Building a data lake with the Apache stack: Architecture, setup, and code
A modern data lake on the Apache stack gives you scalable storage, flexible processing, and open standards—without lock‑in. This guide walks through the “why,” the architecture, and the “how,” with working commands and code for each component.
Architecture explained
A data lake is more than storage—it’s an ecosystem. The Apache stack provides modular building blocks that you can compose cleanly:
Architecture diagram (text layout)
Code
+-----------------------------+
| Producers |
| Apps | IoT | DB | Logs |
+-----------------------------+
|
v
+------------------+ +------------------+ +------------------+
| Batch Ingestion | | Stream Ingest | | Orchestration |
| (NiFi / Sqoop) | | (Kafka topics) | | (Airflow) |
+------------------+ +------------------+ +------------------+
\ | /
\ v /
\ +------------------+ /
\ | Raw Zone | /
\ | (HDFS/S3/GCS) | /
\ +------------------+ /
\ | /
\ v /
\ +------------------+ /
\ | Cleansed Zone |/
\ | (Parquet/ORC) |
\+------------------+
|
v
+----------------------+
| Iceberg Tables |
| (ACID, partitions) |
+----------------------+
|
+-----------------+------------------+
| |
v v
+----------------------+ +----------------------+
| Spark (ETL/ML/SQL) | | Hive/Trino (SQL) |
+----------------------+ +----------------------+
| |
v v
+------------------+ +------------------+
| BI / Notebooks | | Apps / Services |
+------------------+ +------------------+
Governance: Ranger (policies), Atlas (lineage)
Observability: Prometheus/Grafana, logs
Why Apache for data lakes
Data zones and lifecycle
Best practice: Never mutate raw; enforce contracts in cleansed; publish curated for consumption.

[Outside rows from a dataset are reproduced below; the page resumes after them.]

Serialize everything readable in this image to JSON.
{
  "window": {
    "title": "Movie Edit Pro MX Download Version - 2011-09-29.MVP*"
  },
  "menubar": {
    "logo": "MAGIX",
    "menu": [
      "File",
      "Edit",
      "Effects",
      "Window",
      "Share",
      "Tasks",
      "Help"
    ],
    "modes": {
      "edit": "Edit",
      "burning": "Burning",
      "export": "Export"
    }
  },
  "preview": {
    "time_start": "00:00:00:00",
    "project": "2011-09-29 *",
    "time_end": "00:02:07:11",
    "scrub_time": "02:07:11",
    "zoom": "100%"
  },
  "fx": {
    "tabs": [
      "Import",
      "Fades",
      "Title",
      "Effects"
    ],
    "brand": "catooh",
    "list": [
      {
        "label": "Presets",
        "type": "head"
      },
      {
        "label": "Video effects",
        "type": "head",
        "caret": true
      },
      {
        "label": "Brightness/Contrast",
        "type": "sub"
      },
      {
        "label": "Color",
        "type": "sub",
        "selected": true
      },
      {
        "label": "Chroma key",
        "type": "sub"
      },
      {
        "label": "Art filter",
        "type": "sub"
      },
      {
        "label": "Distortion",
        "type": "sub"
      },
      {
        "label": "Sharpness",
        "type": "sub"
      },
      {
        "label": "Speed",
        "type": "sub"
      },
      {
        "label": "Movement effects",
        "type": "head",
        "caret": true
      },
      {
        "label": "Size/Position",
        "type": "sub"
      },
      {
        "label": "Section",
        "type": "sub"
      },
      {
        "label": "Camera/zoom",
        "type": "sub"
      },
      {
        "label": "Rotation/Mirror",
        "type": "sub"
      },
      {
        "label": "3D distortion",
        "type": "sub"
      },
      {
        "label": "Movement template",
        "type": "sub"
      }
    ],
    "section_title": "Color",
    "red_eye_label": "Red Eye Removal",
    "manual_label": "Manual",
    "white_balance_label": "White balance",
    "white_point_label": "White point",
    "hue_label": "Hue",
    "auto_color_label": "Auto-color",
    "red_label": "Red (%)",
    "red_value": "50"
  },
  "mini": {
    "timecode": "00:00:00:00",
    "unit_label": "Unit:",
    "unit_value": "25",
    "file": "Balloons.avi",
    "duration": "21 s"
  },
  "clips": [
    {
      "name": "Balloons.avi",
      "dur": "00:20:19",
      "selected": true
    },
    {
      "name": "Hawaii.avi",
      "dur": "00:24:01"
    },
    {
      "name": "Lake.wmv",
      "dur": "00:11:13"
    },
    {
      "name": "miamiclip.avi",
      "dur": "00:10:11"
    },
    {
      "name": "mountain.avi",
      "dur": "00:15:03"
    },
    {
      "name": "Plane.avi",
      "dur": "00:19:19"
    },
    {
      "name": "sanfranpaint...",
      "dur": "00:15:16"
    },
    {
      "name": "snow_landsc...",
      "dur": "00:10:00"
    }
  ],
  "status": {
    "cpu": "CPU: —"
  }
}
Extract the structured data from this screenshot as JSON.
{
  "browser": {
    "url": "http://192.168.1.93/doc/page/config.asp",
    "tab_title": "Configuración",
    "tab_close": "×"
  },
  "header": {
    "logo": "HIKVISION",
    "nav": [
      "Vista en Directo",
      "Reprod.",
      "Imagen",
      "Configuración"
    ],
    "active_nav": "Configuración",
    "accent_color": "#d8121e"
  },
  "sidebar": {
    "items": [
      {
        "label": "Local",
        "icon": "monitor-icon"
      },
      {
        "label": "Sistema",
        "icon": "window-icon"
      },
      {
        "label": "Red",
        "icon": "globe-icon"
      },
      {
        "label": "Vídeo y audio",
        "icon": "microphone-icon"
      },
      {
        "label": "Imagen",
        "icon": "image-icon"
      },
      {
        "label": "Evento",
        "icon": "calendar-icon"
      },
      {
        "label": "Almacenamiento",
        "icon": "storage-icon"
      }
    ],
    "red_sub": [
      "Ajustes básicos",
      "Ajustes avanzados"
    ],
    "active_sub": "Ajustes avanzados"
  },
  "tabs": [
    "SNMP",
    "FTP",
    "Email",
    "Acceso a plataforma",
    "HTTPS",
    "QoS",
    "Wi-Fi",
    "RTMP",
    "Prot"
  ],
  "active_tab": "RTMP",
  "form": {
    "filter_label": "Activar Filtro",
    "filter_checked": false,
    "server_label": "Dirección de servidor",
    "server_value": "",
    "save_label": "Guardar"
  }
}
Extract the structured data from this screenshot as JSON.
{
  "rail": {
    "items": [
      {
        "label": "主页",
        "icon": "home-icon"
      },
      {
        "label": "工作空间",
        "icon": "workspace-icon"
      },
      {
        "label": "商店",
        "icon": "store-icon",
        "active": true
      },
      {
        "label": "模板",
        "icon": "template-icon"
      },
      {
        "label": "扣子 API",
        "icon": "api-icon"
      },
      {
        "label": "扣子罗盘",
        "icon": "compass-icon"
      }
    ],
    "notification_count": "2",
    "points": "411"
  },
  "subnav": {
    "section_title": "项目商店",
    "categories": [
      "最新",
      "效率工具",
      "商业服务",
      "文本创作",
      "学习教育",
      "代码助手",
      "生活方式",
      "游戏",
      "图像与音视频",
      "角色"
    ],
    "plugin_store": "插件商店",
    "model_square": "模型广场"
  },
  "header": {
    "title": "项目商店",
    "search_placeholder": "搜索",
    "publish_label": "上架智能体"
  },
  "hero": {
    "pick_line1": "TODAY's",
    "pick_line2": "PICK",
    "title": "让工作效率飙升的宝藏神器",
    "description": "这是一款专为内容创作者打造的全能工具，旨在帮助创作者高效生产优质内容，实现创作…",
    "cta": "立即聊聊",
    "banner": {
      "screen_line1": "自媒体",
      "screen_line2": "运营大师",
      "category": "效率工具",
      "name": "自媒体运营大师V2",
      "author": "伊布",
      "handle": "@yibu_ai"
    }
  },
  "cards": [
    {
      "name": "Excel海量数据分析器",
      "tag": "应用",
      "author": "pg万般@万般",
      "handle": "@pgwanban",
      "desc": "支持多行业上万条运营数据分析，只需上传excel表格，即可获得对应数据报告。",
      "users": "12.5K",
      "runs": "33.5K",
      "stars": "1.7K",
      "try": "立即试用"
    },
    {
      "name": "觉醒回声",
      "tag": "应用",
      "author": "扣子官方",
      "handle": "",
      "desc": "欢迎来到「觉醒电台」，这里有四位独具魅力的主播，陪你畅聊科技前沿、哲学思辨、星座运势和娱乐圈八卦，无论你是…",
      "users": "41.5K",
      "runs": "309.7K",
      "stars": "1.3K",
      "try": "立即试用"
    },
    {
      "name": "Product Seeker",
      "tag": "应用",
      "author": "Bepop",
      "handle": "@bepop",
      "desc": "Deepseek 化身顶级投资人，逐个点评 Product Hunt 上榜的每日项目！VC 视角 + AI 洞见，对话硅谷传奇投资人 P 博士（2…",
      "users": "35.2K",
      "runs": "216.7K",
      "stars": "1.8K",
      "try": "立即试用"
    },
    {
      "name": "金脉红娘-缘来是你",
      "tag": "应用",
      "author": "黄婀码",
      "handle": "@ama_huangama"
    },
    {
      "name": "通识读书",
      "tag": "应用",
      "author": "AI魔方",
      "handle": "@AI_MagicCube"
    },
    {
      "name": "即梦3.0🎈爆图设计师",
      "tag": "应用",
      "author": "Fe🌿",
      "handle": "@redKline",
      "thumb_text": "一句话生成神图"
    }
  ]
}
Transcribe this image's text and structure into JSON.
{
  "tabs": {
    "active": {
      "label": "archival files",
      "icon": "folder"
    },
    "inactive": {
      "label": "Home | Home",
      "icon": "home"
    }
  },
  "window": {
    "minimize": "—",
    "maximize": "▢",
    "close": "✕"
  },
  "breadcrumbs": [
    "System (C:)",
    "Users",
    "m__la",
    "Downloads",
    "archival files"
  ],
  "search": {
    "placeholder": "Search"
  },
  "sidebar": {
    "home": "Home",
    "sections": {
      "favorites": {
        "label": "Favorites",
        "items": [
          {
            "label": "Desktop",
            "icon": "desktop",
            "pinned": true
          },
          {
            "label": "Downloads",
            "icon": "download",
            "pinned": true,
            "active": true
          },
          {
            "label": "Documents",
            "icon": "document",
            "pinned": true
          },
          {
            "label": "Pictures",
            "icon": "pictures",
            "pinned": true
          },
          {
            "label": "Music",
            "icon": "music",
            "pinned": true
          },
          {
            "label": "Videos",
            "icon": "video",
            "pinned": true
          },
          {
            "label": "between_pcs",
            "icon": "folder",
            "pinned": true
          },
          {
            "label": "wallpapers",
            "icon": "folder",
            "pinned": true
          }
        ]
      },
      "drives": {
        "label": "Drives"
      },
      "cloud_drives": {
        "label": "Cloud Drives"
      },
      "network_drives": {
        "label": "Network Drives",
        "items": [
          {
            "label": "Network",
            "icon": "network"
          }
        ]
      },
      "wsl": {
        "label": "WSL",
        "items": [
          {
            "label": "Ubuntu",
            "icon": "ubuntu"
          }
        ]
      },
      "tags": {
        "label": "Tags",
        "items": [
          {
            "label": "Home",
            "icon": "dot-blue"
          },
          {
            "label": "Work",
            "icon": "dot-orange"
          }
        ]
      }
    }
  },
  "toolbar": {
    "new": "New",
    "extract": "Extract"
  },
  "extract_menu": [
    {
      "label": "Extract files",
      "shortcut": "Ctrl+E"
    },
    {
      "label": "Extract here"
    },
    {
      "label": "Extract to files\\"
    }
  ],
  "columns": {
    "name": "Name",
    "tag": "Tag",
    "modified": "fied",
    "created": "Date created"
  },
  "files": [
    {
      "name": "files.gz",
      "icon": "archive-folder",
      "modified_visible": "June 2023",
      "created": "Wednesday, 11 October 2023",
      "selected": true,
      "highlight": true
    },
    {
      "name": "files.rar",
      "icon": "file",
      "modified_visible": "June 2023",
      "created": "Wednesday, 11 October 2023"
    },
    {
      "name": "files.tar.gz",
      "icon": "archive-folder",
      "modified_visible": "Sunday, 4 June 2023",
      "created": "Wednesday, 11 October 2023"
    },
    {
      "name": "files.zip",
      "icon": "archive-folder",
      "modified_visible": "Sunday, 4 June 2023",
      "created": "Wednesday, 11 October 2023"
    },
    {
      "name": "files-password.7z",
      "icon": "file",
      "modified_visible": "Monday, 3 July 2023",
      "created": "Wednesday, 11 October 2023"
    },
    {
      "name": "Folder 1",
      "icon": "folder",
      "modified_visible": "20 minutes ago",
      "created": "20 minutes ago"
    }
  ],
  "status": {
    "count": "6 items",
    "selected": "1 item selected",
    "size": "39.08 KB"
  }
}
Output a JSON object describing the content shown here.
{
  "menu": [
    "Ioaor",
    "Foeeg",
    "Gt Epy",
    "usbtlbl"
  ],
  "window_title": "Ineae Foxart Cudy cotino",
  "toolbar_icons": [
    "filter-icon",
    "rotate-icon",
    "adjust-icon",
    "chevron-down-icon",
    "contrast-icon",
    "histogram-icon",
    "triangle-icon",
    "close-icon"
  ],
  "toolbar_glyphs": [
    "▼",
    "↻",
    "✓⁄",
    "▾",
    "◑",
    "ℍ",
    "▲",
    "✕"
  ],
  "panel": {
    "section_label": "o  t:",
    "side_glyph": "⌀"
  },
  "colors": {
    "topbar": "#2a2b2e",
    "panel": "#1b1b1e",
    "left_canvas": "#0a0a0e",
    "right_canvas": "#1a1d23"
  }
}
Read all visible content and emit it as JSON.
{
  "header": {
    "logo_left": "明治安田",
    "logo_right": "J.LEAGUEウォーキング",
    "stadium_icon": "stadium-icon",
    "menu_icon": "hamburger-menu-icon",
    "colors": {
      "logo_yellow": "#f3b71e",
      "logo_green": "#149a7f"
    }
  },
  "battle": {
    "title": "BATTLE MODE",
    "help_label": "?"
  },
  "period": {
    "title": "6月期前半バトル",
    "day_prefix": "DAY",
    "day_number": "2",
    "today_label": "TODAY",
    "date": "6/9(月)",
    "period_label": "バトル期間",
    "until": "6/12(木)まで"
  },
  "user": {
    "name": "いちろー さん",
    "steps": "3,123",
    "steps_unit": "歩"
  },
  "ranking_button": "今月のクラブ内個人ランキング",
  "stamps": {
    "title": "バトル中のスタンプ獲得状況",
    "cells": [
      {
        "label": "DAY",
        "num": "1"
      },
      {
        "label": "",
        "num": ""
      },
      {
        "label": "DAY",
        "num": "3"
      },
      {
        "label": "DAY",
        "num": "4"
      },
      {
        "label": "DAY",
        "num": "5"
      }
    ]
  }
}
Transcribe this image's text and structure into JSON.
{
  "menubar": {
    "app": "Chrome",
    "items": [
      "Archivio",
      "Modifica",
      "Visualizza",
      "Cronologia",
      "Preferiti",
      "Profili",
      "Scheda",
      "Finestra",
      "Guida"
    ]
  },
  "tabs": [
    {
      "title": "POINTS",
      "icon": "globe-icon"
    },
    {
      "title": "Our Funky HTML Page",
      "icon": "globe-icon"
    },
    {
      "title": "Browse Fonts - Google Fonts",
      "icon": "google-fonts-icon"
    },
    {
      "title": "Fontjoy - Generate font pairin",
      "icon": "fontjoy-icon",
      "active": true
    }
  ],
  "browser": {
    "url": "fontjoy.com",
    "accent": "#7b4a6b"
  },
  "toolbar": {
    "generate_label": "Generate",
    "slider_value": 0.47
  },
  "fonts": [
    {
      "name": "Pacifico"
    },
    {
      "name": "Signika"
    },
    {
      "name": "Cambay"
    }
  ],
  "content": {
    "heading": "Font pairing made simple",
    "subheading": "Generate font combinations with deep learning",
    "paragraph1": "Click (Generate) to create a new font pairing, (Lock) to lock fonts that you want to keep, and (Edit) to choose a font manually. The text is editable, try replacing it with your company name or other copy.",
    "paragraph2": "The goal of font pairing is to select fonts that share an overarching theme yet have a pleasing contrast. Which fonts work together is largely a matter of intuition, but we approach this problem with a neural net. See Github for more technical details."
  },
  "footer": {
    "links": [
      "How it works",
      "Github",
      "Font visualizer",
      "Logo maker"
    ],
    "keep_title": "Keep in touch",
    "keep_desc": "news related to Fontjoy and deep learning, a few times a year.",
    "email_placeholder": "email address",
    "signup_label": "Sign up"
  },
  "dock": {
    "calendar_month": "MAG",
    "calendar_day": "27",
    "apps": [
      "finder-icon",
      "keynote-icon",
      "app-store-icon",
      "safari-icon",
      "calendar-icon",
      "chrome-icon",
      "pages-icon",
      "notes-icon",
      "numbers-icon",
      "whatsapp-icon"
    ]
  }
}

Setup: step‑by‑step with working code
1) Hadoop HDFS (storage)
bash
sudo apt-get update && sudo apt-get install -y openjdk-11-jdk
HADOOP_VERSION=3.3.6
wget https://downloads.apache.org/hadoop/common/hadoop-$HADOOP_VERSION/hadoop-$HADOOP_VERSION.tar.gz
sudo tar -xzf hadoop-$HADOOP_VERSION.tar.gz -C /opt
sudo ln -s /opt/hadoop-$HADOOP_VERSION /opt/hadoop
echo 'export JAVA_HOME=/usr/lib/jvm/java-11-openjdk-amd64' | sudo tee -a /opt/hadoop/etc/hadoop/hadoop-env.sh
echo 'export PATH=$PATH:/opt/hadoop/bin:/opt/hadoop/sbin' | sudo tee -a /etc/profile.d/hadoop.sh
source /etc/profile.d/hadoop.sh
xml
<!-- /opt/hadoop/etc/hadoop/core-site.xml -->
<configuration>
<property><name>fs.defaultFS</name><value>hdfs://localhost:9000</value></property>
</configuration>
xml
<!-- /opt/hadoop/etc/hadoop/hdfs-site.xml -->
<configuration>
<property><name>dfs.replication</name><value>1</value></property>
<property><name>dfs.namenode.name.dir</name><value>file:///var/lib/hadoop/hdfs/namenode</value></property>
<property><name>dfs.datanode.data.dir</name><value>file:///var/lib/hadoop/hdfs/datanode</value></property>
</configuration>
bash
sudo mkdir -p /var/lib/hadoop/hdfs/namenode /var/lib/hadoop/hdfs/datanode
hdfs namenode -format
start-dfs.sh
hdfs dfs -mkdir -p /warehouse /checkpoints
2) Apache Kafka (stream ingestion)
bash
KAFKA_VERSION=3.7.0; SCALA_VERSION=2.13
wget https://downloads.apache.org/kafka/$KAFKA_VERSION/kafka_$SCALA_VERSION-$KAFKA_VERSION.tgz
tar -xzf kafka_$SCALA_VERSION-$KAFKA_VERSION.tgz && cd kafka_$SCALA_VERSION-$KAFKA_VERSION
bin/kafka-storage.sh format -t $(uuidgen) -c config/kraft/server.properties
bin/kafka-server-start.sh config/kraft/server.properties
bash
bin/kafka-topics.sh --create --topic raw_events --bootstrap-server localhost:9092 --partitions 3 --replication-factor 1
bin/kafka-console-producer.sh --topic raw_events --bootstrap-server localhost:9092
# Paste JSON lines, e.g.:
# {"event_id":"e1","user_id":"u1","action":"view","ts":"2025-01-01T10:00:00Z"}
3) Apache Spark (processing)
bash
SPARK_VERSION=3.5.1
wget https://downloads.apache.org/spark/spark-$SPARK_VERSION/spark-$SPARK_VERSION-bin-hadoop3.tgz
tar -xzf spark-$SPARK_VERSION-bin-hadoop3.tgz
sudo mv spark-$SPARK_VERSION-bin-hadoop3 /opt/spark
echo 'export SPARK_HOME=/opt/spark' | sudo tee -a /etc/profile.d/spark.sh
echo 'export PATH=$PATH:/opt/spark/bin' | sudo tee -a /etc/profile.d/spark.sh
source /etc/profile.d/spark.sh
python
# kafka_to_iceberg.py
from pyspark.sql import SparkSession
from pyspark.sql.functions import col, from_json
from pyspark.sql.types import StructType, StructField, StringType, TimestampType
spark = (SparkSession.builder
.appName("KafkaToIceberg")
.config("spark.sql.catalog.lake", "org.apache.iceberg.spark.SparkCatalog")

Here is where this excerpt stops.